The group produced 256461 refined ounces, representing an increase of 4.1percent, thanks to a strong operational performance at both its Zondereinde and Booysendal mines.
There is reason to believe that the platinum industry and the platinum price have turned the corner.
Platinum group metals (PGM) started rising in the second part of last year, but remain near decade lows. Very few market participants would have thought that the price of platinum, which accounts for the bulk of PGM production in the country, would fall, and stay low, for such a long time.
For platinum mines, it is not only about platinum, but the basket of metals.
PGMs are a group of metals including platinum, palladium, rhodium, iridium, ruthenium and osmium. These have similar physical and chemical properties and tend to occur together in the same mineral deposit.
Their particular chemical and physical properties determine the use of PGMs.
Other metals share certain of these properties but it is the unique combination of properties that define the PGMs in their end markets.
Excluding platinum, all of these metals had spectacular price gains over the last few years due to their scarcity and their market developing a deficit. The opposite happened in the platinum market; the price lagged and an oversupply developed.
The usual course of events is that unprofitable mines close, supply drops, and then prices start rising. This didn’t happen in South Africa because of the social constraints of exiting the industry and closing unprofitable shafts. They just kept on producing at losses, demand dropped, and supply didn’t fall. It led to the cycle taking much longer to turn.

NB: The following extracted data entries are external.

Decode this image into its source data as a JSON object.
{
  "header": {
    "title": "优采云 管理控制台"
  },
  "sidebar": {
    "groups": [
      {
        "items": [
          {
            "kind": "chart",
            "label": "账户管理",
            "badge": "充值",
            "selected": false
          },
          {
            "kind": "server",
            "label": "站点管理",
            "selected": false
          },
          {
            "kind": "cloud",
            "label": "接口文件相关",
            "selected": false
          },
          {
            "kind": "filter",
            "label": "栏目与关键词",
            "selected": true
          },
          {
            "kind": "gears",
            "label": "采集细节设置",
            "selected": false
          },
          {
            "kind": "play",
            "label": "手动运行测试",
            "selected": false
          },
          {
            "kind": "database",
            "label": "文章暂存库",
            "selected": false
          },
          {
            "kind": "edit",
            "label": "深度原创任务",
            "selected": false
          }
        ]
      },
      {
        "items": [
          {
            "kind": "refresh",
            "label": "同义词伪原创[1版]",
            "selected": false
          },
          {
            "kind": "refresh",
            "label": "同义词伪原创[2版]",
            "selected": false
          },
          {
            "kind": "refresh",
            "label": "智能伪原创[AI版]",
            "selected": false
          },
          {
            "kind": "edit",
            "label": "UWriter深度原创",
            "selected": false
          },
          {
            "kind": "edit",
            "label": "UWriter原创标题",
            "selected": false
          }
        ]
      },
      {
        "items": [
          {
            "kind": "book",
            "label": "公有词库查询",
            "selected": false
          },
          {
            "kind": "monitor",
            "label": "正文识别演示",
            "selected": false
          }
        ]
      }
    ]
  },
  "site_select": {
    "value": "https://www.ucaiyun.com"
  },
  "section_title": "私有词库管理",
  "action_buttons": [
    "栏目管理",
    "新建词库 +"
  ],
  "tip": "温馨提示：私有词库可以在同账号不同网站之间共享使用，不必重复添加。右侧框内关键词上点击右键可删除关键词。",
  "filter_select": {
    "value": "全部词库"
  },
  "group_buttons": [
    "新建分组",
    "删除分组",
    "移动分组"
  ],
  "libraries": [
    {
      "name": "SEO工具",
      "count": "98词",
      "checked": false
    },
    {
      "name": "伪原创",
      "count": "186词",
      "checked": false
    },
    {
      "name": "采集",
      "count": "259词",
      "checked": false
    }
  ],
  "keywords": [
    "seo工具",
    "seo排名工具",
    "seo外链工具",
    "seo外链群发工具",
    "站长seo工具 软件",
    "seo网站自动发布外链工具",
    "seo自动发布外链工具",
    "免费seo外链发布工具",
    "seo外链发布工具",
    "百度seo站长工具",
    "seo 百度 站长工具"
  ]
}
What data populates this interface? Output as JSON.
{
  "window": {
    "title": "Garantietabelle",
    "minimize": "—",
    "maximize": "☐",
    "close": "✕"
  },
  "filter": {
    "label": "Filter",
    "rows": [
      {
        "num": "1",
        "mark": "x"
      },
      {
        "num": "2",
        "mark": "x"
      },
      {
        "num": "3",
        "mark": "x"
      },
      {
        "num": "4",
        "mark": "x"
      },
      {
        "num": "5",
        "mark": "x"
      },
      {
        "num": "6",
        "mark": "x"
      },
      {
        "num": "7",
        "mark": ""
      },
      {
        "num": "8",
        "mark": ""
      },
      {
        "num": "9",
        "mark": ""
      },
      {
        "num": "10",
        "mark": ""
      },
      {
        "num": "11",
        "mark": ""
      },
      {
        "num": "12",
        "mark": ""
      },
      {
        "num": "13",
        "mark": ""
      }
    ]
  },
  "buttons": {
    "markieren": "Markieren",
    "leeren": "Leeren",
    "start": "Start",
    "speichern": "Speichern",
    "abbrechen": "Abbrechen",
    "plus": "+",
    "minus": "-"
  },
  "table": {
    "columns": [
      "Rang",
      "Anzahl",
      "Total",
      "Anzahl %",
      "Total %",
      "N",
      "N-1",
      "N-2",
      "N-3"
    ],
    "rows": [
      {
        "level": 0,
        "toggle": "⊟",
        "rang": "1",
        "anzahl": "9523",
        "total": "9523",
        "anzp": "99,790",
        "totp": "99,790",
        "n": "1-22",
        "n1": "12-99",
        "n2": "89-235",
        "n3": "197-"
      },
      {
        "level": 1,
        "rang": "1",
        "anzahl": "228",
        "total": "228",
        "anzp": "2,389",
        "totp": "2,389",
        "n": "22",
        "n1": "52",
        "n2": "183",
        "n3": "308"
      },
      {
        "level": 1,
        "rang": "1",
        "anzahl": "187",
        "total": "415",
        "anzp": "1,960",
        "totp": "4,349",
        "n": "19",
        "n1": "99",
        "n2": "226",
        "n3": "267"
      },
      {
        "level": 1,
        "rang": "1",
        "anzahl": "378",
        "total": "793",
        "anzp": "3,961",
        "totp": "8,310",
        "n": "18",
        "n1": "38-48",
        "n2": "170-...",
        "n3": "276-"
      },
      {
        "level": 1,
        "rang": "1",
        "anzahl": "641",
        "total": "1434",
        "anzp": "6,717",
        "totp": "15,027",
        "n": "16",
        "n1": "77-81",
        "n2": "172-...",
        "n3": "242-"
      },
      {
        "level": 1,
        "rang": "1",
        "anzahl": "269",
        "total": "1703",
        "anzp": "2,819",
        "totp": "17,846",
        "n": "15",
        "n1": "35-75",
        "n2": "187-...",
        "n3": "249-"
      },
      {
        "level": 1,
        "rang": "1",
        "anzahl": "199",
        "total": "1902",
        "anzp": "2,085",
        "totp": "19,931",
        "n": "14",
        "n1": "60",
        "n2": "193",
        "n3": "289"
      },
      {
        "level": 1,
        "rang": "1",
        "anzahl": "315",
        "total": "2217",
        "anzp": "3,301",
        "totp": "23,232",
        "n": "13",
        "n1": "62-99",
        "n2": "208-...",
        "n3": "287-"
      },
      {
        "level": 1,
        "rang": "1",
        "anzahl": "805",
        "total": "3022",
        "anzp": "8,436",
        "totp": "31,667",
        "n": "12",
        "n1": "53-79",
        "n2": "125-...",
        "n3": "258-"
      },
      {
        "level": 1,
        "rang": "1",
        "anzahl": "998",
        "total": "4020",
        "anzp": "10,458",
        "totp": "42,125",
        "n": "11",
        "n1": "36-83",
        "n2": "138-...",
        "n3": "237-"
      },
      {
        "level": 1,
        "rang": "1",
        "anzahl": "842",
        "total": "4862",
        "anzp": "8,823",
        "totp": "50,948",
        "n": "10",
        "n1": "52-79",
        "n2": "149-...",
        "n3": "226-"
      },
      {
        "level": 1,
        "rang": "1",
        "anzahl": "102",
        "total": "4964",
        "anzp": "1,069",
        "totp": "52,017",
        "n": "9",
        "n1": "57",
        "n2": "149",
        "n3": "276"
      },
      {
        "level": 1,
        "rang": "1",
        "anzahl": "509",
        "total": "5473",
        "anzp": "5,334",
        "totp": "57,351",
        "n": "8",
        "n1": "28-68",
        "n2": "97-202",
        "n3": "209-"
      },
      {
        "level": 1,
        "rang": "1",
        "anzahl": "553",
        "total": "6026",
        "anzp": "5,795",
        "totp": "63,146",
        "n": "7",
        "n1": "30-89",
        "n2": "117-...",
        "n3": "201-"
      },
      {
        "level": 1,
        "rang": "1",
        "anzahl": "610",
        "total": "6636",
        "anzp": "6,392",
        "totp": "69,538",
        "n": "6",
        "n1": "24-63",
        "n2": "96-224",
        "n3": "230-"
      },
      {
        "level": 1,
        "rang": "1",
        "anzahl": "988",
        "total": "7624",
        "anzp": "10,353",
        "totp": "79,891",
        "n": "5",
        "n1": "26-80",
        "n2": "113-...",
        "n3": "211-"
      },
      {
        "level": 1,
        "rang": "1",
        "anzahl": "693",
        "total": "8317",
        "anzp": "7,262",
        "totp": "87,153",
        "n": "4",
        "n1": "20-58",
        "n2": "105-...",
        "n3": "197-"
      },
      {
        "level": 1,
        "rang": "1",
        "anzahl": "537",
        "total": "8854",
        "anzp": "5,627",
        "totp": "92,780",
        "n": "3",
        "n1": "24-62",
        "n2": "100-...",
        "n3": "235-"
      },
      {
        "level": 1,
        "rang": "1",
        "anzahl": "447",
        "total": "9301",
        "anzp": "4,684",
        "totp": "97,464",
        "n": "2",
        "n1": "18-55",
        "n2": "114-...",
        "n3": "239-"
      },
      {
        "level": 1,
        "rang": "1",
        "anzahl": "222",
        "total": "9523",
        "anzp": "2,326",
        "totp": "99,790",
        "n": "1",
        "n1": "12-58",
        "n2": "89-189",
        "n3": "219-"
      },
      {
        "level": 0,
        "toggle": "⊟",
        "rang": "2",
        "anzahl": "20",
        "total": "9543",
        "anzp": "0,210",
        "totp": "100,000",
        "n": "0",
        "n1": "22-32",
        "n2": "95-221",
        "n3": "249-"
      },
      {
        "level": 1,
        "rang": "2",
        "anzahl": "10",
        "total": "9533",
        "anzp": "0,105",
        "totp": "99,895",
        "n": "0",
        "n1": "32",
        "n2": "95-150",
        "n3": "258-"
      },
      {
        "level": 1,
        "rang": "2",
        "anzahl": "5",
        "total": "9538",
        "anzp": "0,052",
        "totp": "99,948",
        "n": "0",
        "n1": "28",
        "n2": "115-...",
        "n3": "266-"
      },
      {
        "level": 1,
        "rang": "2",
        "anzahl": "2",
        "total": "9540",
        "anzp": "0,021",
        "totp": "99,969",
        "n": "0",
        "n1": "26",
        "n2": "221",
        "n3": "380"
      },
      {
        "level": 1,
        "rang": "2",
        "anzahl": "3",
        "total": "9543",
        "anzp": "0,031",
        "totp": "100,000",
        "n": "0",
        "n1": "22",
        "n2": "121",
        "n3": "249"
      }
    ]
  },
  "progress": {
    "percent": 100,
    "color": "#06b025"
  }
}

Sentiment in the industry is hugely impacted by the belief that electric vehicles will soon dominate and thus demand for platinum will fall away.
However, it recently became clear that electric vehicles will take longer than expected to take off significantly.
Much money will have to be spent to create the necessary infrastructure, which makes these vehicles very expensive. South African mines are also constrained by the Mining Charter and also by costs. The new Mining Charter is a much more workable document than the previous one – not perfect, but much better.
What mining companies can control, to a large extent, are costs. The cheaper it is for them to dig metal out of the ground, process and refine it, and deliver it to customers, the more significant their competitive advantage.
Northam has been investing heavily in bringing down its production costs. The rope conveyor (ropecon) is a 4763m overland conveyor installed by Northam at its Booysendal mine.
The conveyor was built by the European company Doppelmayr and commissioned at the end of last year.
It is now running successfully at a tenth of the usual cost and has virtually zero impact on the fauna and flora of the lovely area of Booysendal.
The belt is the first mining conveyor of this magnitude in Africa and is almost frictionless.
Development of the Central Mine is impressive; it is a modern mechanised mine with an eight-year zero fatalities record. The reef is very even, and full production is expected by 2022. The large mills of the Everest concentrator have enough capacity for Northam’s total output to reach almost 1million ounces by then.
Amelia Morgenrood is wealth manager: securities at PSG Wealth Faerie Glen.